Could it be that traffic officers who take bribes to cover up mistakes of motorists are partly to blame?
“It is true we have some corrupt traffic officers but it takes two to tango, the moment you blame a traffic officer for taking a bribe, you the giver of the bribe too are guilty. I understand in the Anti-Corruption Act its stipulated that the giver and receiver are as guilty. So that song of traffic officers are corrupt should stop, who is giving that money? Are they picking it from your pockets?

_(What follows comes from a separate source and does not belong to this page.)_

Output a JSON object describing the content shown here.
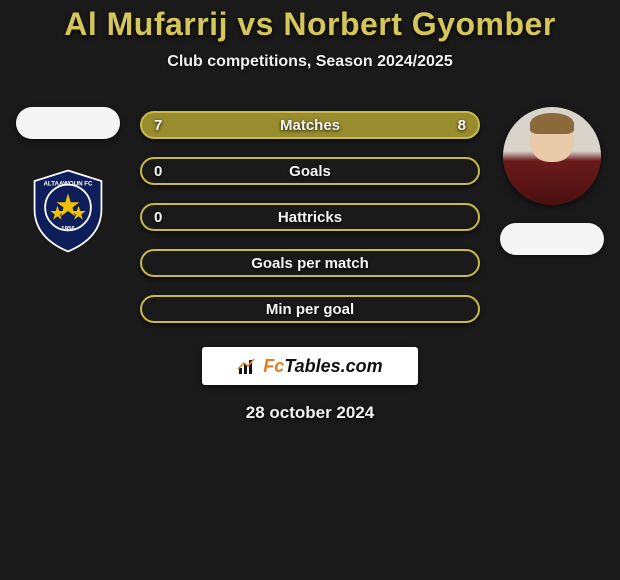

Most times its offenders who begin the process of corruption,” Mr Nsereko says.

So, who will maintain order on Kampala’s roads if traffic officers who are required to enforce traffic and road safety laws are incapacitated?

“The indiscipline on the road is a general problem, it’s not a preserve of government vehicles, generalisation will not help us address the problem at hand, it is a responsibility of all us.  As the ministry we are planning to have regular trainings for government drivers and also taking action, there is a time the media started name and shaming the bad drivers, when you say bad driving, whether it’s a government vehicle or not expose them, even the bad boys expose them two times and you will see, cracking this indiscipline is a responsibility of all of us,”   Gen Katumba says.
“We need to all be responsible, road safety is not a responsibility of only the government, our cry is to come in more in road safety, it is not funding road safety, if you are giving Works ministry Shs6 trillion and only giving Shs600m for the whole year for people to manage road safety, that is very little money, put in more,”  Mr Isingoma says.

Commended
“We call upon civil society, it plays an important role in supporting most of our endeavours because they put the issues to light, the media, social media continue exposing these errant drivers who misbehave on the road, most of the vehicles that appear on social media, we actually track them down,” Mr Nsereko says.
The World Health Organisation estimates that approximately 1.3 million people die in road traffic crashes and 50 million injuries are recorded annually all over the world.

In Uganda, latest figures from the 2021 Annual Crime and Traffic/Road Safety report shows a 14 percent increase in the total number of persons killed in road crashes from 3,663 in 2020 to 4,159 in 2021.
The United Nations General Assembly has set an ambitious target of halving the global number of deaths and injuries from road traffic crashes by 2030.
But Uganda continues to regress with highly-placed government officials showing a lack of discipline and empathy for other road users.